Martín Jiménez, no perdió tiempo y apenas
que hubo llegado a Sevilla, se presentó ante el general del ejército para
mostrarle el mandato escrito del rey Sancho IV, donde se le concedía, a
petición suya, el honor de cabalgar a la cabeza del ejército una vez fuera
avistado el enemigo.
.- Por las
noticias que tengo dijo, don Nicolás Pérez, a Martín, tu señor aún resiste tras
las murallas de Tarifa. ¡Es duro de roer este leonés! (Guzmán el Bueno era
natural de León).
.- Mi señor,
prometió defender Tarifa con su vida y siempre cumple sus promesas. Su valor y
su lealtad al rey son dignas de elogio e imposibles de igualar. Ardo en deseos
señor, de poder estar peleando a su lado.
.- Pronto harás
tus deseos realidad, pues mañana mismo, antes de amanecer y evitando el calor
de justicia que el sol del verano nos regala en Sevilla, partiremos en su
auxilio. Marcharemos al amanecer y al atardecer, descansando a las horas de más
calor; no quiero agotar a mis hombres antes de entrar en combate.
La flota
cristiana llegó al Atlántico por Sanlúcar de Barrameda y viró hacia el estrecho
de Gibraltar en dirección a Tarifa. Juan Mathé de Luna, gran conocedor de las
corrientes marinas en el estrecho, mandó arriar las velas y esperar a la
pleamar que es cuando las corrientes marinas del océano Atlántico hacia el
Mediterráneo alcanzan mayor velocidad. Después, ya con pleamar y las corrientes
a favor, mandó avanzar a la flota que, al doblar la Punta Camarinal y como
favor especial del Altísimo, empezó a recibir un moderado viento de poniente
que hacía volar sobre las aguas a las galeras.
Don Juan Mathé,
le dijo a su timonel:
.- Sin lugar a
dudas hoy Dios está con nosotros. Aquí normalmente el aire sopla de levante y
ahora el Señor lo ha puesto a nuestro favor. Con toda seguridad hoy las naves
de la Cruz obtendremos una gran victoria sobre las de la Medialuna.
Pero no hubo gran
batalla. Cuando los jefes de la flota benimerín avistaron a la
castellano-aragonesa, avanzando a todo trapo, con sus velas hinchadas por el
viento de poniente y navegando en perfecta formación aprovechando las
corrientes marinas, comprendieron que no podían presentar batalla, pues muchas
de sus embarcaciones no eran galeras de guerra sino barcazas de transporte. Y
como además las corrientes y los vientos los tenían en contra, decidieron poner
rumbo a las costas africanas.
El ejército
musulmán que cercaba la ciudad se quedó aislado sin el socorro de hombres y
víveres que las galeras y barcazas benimerines les habían estado proporcionando.

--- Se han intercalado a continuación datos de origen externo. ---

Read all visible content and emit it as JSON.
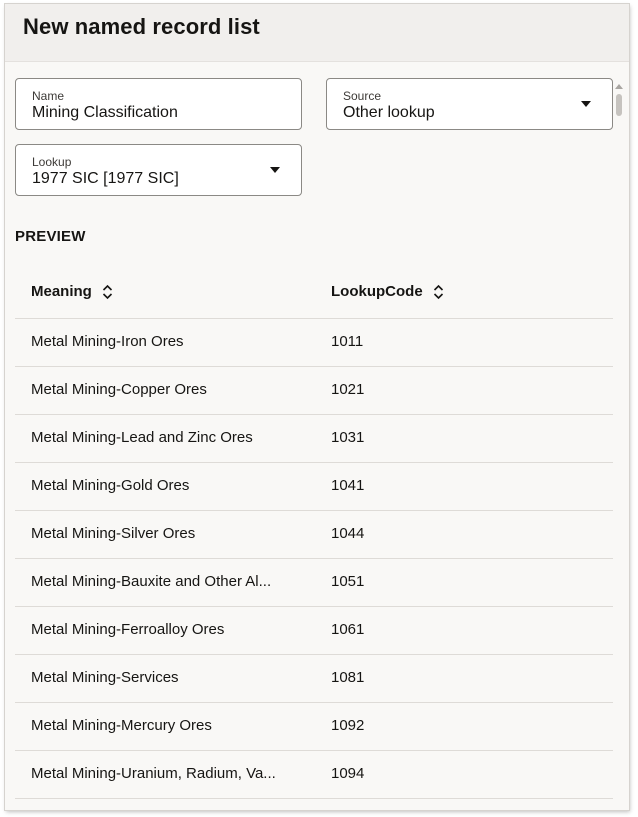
{
  "dialog": {
    "title": "New named record list"
  },
  "form": {
    "name": {
      "label": "Name",
      "value": "Mining Classification"
    },
    "source": {
      "label": "Source",
      "value": "Other lookup"
    },
    "lookup": {
      "label": "Lookup",
      "value": "1977 SIC [1977 SIC]"
    }
  },
  "preview": {
    "heading": "PREVIEW",
    "columns": [
      "Meaning",
      "LookupCode"
    ],
    "rows": [
      {
        "meaning": "Metal Mining-Iron Ores",
        "code": "1011"
      },
      {
        "meaning": "Metal Mining-Copper Ores",
        "code": "1021"
      },
      {
        "meaning": "Metal Mining-Lead and Zinc Ores",
        "code": "1031"
      },
      {
        "meaning": "Metal Mining-Gold Ores",
        "code": "1041"
      },
      {
        "meaning": "Metal Mining-Silver Ores",
        "code": "1044"
      },
      {
        "meaning": "Metal Mining-Bauxite and Other Al...",
        "code": "1051"
      },
      {
        "meaning": "Metal Mining-Ferroalloy Ores",
        "code": "1061"
      },
      {
        "meaning": "Metal Mining-Services",
        "code": "1081"
      },
      {
        "meaning": "Metal Mining-Mercury Ores",
        "code": "1092"
      },
      {
        "meaning": "Metal Mining-Uranium, Radium, Va...",
        "code": "1094"
      }
    ]
  },
  "icons": {
    "sort": "sort-up-down-icon",
    "dropdown": "caret-down-icon"
  }
}
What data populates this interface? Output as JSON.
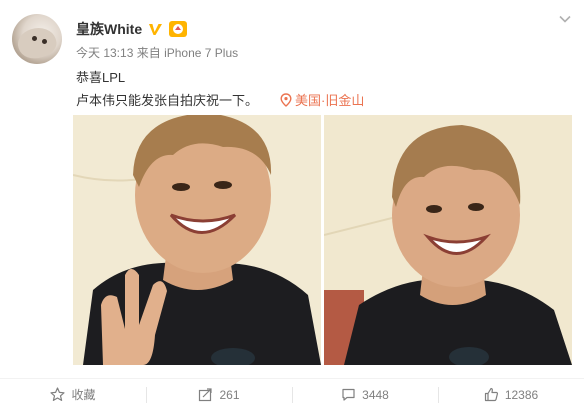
{
  "user": {
    "name": "皇族White",
    "avatar_icon": "cat-avatar",
    "verified_icon": "verified-v-icon",
    "level_icon": "member-badge-icon",
    "accent": "#ffb400"
  },
  "meta": {
    "time": "今天 13:13",
    "source_prefix": "来自",
    "device": "iPhone 7 Plus"
  },
  "post": {
    "line1": "恭喜LPL",
    "line2": "卢本伟只能发张自拍庆祝一下。",
    "location": "美国·旧金山",
    "location_color": "#eb7350"
  },
  "photos": [
    {
      "name": "selfie-photo-peace-sign"
    },
    {
      "name": "selfie-photo-smile"
    }
  ],
  "actions": {
    "favorite_label": "收藏",
    "share_count": "261",
    "comment_count": "3448",
    "like_count": "12386"
  }
}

Por otro lado, el desaliento cundió cuando algunos de los espías desplegados
hacia el este y hacia el norte, llegaron con la noticia de que el ejército de
Sancho IV se aproximaba a marchas forzadas para socorrer a los sitiados.
Ante esta situación
y ya sin esperanza de apoderarse de Tarifa, el traidor del infante don Juan le
dijo al califa benimerín Abū Ya‘qūb:
.- Creo majestad,
que ha llegado el momento de evitar una gran derrota. Deberíamos levantar el
asedio y esperar mejor ocasión de hacernos con Tarifa.
.- Nuestro
ejército, infante, también es poderoso y podríamos hacer frente al de vuestro
hermano. Los benimerines no estamos acostumbrados a ceder el campo sin
presentar batalla al enemigo.
.- Señor, no dudo
de vuestro valor ni del de vuestros soldados, como tampoco dudo del de los
soldados de Granada y el de mis hombres, pues todos estamos integrando vuestro
ejército. Pero pensad lo que ocurriría si una vez iniciada la batalla, Alonso
Pérez de Guzmán, abriera las puertas de su ciudad y saliera con su ejército
atacando nuestra retaguardia; eso sin contar que los soldados de la flota
hicieran lo mismo uniéndose a él. Sería una gran derrota además de una gran
carnicería.
Abū Ya‘qūb,
convencido por los razonamientos del infante don Juan, ordenó levantar el
asedio replegándose hacia el reino de Granada para después pasar a África. El
infante don Juan con sus hombres fue acogido por el sultán de Granada Muhammad
II, para así escapar de la venganza de su hermano Sancho IV.
Cuando faltaba
medio día de marcha del ejército para llegar a Tarifa, Pérez de Villafranca
mandó acampar. No quería avistar el ejército musulmán, que sabía muy poderoso,
con las fuerzas de sus hombres mermadas por las largas y forzadas marchas.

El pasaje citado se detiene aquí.